The final two games were tight, with deuces, and servers bypassed the break chances to set up a tie break. Novak was 3-1, 4-3, 5-4 and 6-5 in front, earning that set point after taking a 13-stroke rally. Rafa denied it with a forehand winner after 18 shots and scored another mini-break with a deep return in the 13th point to move 7-6 ahead. He seized the set point with a service winner for 8-6 after a struggle that lasted 74 minutes! Pumped after the opening set outcome, Nadal landed three winners in the second set’s first game and broke Novak in the second game after his rival’s three errors. Still, Rafa got broken after a forced mistake in game three and allowed Djokovic to return to the level terms with three unreturned serves a few minutes later. After comfortable holds on both sides, Nadal had the opportunity to move in front once again, earning two break points in game eight.
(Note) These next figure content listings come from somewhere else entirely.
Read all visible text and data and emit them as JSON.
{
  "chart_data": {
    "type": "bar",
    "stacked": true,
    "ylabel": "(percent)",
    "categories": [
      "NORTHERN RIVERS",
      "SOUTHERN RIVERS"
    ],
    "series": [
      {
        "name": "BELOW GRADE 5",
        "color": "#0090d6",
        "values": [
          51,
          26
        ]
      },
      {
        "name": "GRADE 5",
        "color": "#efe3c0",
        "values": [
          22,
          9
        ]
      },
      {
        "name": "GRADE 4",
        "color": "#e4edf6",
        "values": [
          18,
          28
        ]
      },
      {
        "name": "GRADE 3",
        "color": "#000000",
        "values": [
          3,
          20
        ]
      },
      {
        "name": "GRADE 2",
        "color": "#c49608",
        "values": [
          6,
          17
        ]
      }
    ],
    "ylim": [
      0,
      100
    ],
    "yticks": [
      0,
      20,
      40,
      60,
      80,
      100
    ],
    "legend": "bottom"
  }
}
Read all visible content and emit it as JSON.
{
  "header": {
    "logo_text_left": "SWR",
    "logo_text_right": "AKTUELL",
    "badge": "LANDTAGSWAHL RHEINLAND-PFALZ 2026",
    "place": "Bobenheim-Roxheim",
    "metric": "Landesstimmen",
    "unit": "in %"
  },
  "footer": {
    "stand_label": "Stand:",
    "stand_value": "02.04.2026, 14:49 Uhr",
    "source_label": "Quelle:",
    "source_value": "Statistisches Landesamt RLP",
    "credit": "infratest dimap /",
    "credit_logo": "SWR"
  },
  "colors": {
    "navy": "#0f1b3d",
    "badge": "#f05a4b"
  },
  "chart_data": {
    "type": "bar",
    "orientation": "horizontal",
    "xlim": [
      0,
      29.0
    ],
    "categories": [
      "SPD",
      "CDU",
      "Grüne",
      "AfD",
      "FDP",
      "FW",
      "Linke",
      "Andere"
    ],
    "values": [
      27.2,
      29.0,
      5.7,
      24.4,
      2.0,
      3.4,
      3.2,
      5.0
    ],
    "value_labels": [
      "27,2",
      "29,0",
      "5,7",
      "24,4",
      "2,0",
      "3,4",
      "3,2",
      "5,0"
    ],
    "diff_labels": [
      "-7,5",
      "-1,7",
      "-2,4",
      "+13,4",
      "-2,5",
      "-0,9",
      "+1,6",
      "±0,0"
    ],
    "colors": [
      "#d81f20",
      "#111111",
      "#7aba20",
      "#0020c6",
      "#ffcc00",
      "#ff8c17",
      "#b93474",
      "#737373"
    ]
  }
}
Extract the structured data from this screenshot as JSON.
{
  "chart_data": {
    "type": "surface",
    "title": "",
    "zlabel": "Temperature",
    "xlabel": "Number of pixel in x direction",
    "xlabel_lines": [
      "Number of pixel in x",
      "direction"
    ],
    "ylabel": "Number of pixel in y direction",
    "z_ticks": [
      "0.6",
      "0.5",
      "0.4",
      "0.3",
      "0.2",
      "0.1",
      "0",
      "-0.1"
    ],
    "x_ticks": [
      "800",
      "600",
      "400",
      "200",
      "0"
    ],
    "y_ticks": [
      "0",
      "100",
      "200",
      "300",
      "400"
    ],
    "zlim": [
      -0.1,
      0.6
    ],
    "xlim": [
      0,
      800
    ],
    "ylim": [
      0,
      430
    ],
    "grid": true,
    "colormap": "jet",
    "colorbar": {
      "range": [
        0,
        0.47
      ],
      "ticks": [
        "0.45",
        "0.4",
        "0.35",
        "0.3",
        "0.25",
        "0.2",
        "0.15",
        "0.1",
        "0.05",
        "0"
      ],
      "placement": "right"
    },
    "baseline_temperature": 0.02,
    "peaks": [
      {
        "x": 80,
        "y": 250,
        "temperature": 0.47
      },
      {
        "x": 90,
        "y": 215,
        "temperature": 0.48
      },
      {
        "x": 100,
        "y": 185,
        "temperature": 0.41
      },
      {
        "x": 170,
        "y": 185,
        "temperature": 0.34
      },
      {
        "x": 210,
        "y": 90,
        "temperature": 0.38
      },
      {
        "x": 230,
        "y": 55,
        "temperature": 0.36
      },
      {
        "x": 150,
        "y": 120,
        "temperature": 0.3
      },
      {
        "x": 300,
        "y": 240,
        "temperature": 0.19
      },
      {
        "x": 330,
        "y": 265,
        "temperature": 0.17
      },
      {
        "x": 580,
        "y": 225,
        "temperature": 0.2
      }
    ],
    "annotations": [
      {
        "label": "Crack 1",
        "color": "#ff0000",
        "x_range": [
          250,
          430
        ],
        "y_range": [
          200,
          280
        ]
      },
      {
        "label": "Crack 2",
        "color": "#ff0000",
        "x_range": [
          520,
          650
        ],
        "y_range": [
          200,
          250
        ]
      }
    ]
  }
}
Djokovic repelled the first after an eight-stroke rally and the second with a service winner before closing the game with a backhand winner to avoid the setback and send the pressure to the other side of the net. The ninth game started with a forehand winner from the Serb, and Nadal added three errors to get broken at love, leaving Djokovic to serve for the set and send the clash into a decider. One solid hold stood between Novak and the second set, but it wasn’t to be for him, as Rafa broke him on the third chance for more drama. Nadal went 40-0 up in the 11th game with three winners before Djokovic climbed back to deuce, only to lose the following two points that forced him to serve to stay in the match in the next game. At 30 all, Djokovic sent a volley long, and Nadal sealed the deal on his first match point after hitting a smash winner at the net, celebrating the first ATP title on grass and the 28th overall after just turning 22.